The testicles are the two male reproductive organs located in the scrotum and sitting on either side of the penis. These organs produce sperm and the male hormone testosterone, which is crucial for male sexual development.
Types of testicular cancer
Testicular cancer is classified in different ways based on the type of cell the cancer originates in. The different cancer types are described below:
- Germ cell testicular cancer is the most common form of testicular cancer, accounting for approximately 95% of all cases. Germ cells are the cells from which sperm are created. There are two main subtypes of germ cell testicular cancer:
- Seminomas, which make up around 40% to 45% of these cancers
- Non-seminomas, which account for 40 % to 45% of cases
These two forms of cancer tend to respond well to an anti-cancer therapy (chemotherapy), which kills cancer cells.
Other less common types of testicular cancer include:
- Sertoli cell tumours, which account for about 1% of cases
- Leydig cell tumours, which account for about 1% to 3% of cases
- Lymphoma, which accounts for about 4% of cases
Stage of testicular cancer
Once the type of testicular cancer has been established, the stage of the cancer is determined in order to help plan the optimal treatment and management of the cancer.
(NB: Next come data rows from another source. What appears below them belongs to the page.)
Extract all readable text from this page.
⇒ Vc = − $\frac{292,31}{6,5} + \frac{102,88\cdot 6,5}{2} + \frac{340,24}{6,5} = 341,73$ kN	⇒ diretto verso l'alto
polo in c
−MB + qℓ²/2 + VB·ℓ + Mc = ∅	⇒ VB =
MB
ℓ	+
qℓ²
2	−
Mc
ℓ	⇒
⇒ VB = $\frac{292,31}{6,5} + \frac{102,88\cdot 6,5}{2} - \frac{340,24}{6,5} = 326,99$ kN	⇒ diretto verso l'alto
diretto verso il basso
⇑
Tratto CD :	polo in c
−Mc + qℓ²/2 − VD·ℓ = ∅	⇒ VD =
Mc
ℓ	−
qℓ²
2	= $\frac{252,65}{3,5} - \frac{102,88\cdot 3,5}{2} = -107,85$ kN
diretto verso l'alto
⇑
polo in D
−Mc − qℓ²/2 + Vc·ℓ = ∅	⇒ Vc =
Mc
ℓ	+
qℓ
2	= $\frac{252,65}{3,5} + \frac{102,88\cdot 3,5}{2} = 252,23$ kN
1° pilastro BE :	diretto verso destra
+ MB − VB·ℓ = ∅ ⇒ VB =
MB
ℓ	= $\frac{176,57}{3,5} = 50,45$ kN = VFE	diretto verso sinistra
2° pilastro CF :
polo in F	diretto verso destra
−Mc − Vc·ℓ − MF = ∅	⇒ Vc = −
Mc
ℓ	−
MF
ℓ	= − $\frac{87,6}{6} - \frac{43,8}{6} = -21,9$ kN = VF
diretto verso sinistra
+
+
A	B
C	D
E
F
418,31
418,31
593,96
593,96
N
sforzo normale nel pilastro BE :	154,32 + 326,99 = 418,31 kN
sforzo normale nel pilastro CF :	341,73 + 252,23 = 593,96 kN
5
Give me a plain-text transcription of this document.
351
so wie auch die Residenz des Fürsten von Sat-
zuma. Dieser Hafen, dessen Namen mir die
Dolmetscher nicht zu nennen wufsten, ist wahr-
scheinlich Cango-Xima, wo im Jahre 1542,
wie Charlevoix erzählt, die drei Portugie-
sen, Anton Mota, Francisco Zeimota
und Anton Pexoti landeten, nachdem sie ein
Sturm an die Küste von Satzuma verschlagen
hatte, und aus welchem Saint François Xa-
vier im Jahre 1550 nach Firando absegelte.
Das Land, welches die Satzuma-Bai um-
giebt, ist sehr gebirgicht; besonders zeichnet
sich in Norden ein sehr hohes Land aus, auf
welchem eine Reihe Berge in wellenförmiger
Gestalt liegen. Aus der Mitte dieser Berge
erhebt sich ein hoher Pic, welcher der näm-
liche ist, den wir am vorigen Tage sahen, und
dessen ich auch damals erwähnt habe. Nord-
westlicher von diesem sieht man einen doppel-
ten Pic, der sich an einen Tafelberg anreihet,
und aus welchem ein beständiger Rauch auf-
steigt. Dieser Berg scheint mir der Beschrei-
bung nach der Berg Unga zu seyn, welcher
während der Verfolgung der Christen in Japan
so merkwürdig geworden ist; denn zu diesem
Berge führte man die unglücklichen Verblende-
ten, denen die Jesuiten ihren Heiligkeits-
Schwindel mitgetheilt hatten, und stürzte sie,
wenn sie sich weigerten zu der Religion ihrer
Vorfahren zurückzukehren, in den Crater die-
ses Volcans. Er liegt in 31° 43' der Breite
Two different staging systems exist and the first is called the TNM system, where:
- T stands for tumor size
- N indicates whether nearby lymph nodes are involved
- M denotes whether the cancer has metastasized (spread)
The cancer is also classified into four numerical stages, where:
Stage I describes a cancer confined to the testicles
Stage II describes a cancer that has spread to lymph nodes in the pelvis and abdomen
Stage III refers to cancer that has reached lymph nodes in the chest
Stage IV refers to cancer that has spread to another organ.